How can you connect this new skill to the student’s priorities? How can you assure ownership by making the development of this skill the student’s goal rather than just your goal for the student?
The use of a social narrative to connect the importance of ‘first impression’ in getting a job and in meeting the student’s priorities (money, specific position, etc.) may prove helpful. Often the student may be initially uninterested in the ‘formalities’ of meeting someone in an interview. Consider providing a pair of coping comics to show different impressions or thoughts of a supervisor. One may show the thought balloon for a supervisor meeting someone who says “hey” and appears unprofessional. The second may show the thought of the supervisor meeting someone using a professional and invested greeting. Provide these comics and elicit a reaction from the student. Does the student see the importance of the ‘first impression,’ of the effort to appear professional? Labeling the ‘professional’ behavior in an interview may be a part of priming to focus student attention that this is not merely saying hi as one does in social environments.
As you introduce this skill, how will you incorporate (visually, thematically) the student’s unique interests?
If the student likes comics or drawing, you may create activities that incorporate humorous illustrations, such as the person’s hands being too large to shake. However, carefully gauge the ‘silliness’ factor! Some individuals may become distracted by the humor and miss the message of professional greetings and farewells.
Can you make it visually clear to the student who is resistant to change that his assumption is only one way of looking at things? Can your use of visual supports and self-assessments help get agreement that there is a problem, get agreement on the solution, and create the motivation for change?
Even when the student thinks that professional behavior is ‘stupid,’ you have several tools at your disposal. The self-assessments have assisted you in identifying his preferences in job tasks and in job descriptions. Hopefully, you have identified motivation for getting a job or for getting job experience that will help him with his goals.

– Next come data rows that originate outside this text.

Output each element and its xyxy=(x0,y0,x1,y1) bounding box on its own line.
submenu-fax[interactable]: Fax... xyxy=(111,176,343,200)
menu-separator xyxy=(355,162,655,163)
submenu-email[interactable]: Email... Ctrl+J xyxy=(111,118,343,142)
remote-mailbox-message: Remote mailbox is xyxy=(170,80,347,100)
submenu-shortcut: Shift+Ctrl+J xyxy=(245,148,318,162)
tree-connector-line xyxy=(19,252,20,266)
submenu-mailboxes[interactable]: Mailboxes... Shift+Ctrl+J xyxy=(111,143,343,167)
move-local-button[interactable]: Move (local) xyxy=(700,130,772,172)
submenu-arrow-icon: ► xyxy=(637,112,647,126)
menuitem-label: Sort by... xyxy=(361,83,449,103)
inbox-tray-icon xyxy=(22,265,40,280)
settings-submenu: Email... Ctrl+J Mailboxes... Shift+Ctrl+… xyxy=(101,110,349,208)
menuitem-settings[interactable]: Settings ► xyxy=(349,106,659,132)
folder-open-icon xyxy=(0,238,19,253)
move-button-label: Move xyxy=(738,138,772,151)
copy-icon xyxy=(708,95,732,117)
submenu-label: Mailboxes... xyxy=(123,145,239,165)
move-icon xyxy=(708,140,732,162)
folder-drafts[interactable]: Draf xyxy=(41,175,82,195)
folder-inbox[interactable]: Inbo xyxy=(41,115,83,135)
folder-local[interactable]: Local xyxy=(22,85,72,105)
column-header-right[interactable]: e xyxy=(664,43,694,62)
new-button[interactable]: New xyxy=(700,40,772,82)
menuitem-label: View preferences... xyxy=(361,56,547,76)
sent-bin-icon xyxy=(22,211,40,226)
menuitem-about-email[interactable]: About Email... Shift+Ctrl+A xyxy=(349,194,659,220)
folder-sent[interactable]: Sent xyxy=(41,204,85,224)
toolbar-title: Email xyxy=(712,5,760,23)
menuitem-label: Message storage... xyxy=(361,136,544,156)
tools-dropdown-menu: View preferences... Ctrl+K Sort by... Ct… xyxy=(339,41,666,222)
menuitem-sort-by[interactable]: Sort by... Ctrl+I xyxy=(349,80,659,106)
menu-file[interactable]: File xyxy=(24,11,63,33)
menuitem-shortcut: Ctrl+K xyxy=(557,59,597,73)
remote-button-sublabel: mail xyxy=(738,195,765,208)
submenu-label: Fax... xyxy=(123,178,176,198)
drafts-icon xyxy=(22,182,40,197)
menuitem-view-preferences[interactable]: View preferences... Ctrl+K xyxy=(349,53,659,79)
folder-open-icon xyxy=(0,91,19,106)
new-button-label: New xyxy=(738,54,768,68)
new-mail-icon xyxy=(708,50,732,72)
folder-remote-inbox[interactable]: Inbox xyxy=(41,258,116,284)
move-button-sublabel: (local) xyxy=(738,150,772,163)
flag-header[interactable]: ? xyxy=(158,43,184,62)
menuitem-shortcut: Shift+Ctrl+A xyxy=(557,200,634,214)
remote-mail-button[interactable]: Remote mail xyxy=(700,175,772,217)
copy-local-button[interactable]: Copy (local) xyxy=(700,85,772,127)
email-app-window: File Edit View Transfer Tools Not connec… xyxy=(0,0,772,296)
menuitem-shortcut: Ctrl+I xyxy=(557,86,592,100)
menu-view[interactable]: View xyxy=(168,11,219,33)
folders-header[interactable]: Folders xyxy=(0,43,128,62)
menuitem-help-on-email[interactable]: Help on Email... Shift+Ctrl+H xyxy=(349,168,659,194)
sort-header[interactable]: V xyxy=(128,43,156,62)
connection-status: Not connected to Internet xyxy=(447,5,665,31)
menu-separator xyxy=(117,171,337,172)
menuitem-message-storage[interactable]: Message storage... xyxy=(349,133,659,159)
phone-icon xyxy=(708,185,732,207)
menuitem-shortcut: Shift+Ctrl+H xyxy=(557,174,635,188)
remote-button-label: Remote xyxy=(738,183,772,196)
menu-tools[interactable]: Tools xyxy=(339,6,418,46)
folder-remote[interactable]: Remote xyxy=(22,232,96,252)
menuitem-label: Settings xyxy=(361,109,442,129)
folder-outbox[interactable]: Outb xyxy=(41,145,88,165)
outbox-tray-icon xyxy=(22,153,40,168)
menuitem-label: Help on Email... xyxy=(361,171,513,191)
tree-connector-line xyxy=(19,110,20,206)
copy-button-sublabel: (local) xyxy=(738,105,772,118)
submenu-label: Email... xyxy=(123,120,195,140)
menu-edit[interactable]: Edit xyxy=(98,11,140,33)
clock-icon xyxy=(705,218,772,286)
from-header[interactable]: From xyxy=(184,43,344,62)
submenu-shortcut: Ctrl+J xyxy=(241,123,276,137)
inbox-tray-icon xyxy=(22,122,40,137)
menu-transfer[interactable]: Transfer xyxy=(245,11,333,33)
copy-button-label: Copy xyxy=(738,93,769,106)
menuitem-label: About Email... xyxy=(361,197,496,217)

As noted earlier, the use of this information from self-assessments and motivation may be incorporated into a social narrative or comic to help him see the value of professional behavior in an interview.
Priming is a form of negotiation that can reframe and sharpen a student’s assessment of self. Below are the self-assessment tools that align with this intervention topic:
Interviewing - During the Interview
Supervisor Assessment - Interviewing for a Job
Interspersal is a proven technique involving the presentation of familiar, higher success tasks with the new, more challenging task. When it is appropriate, are you varying the activities to maintain the student’s confidence and focus?
It is counterproductive in most situations to repeatedly practice difficult tasks relentlessly. While repetition is absolutely necessary, be sure to offer familiar, enjoyable activities for the student during instruction. If she experiences heightened anxiety during speaking parts of a role-play, integrate performance of the non-verbal skills as a warm-up activity; this can even be its own activity with a rule of “introduce yourself without speaking” to make it a fun challenge while intentionally avoiding the stress of verbal performance. Practice of one component at a time can be addressed in this manner.
Before the student encounters a situation where he will need to perform this skill, how do you help the student prepare? How do you orient the student to the upcoming situation? How do you activate prior knowledge?
Reminder cards, social narratives, and video models can be reviewed prior to a role-play or real-life situation to help prime the student’s developing skills. Much like reviewing for a test, these visual supports can provide the structure necessary for the student to execute the skills successfully. As the student progresses, these supports may be reduced or edited into a custom “Interview Guide” organizer that depicts the steps, rules, and/or hints for ‘nailing’ the interview (see the Visual Cues section for an illustration-based “Interview Guide”).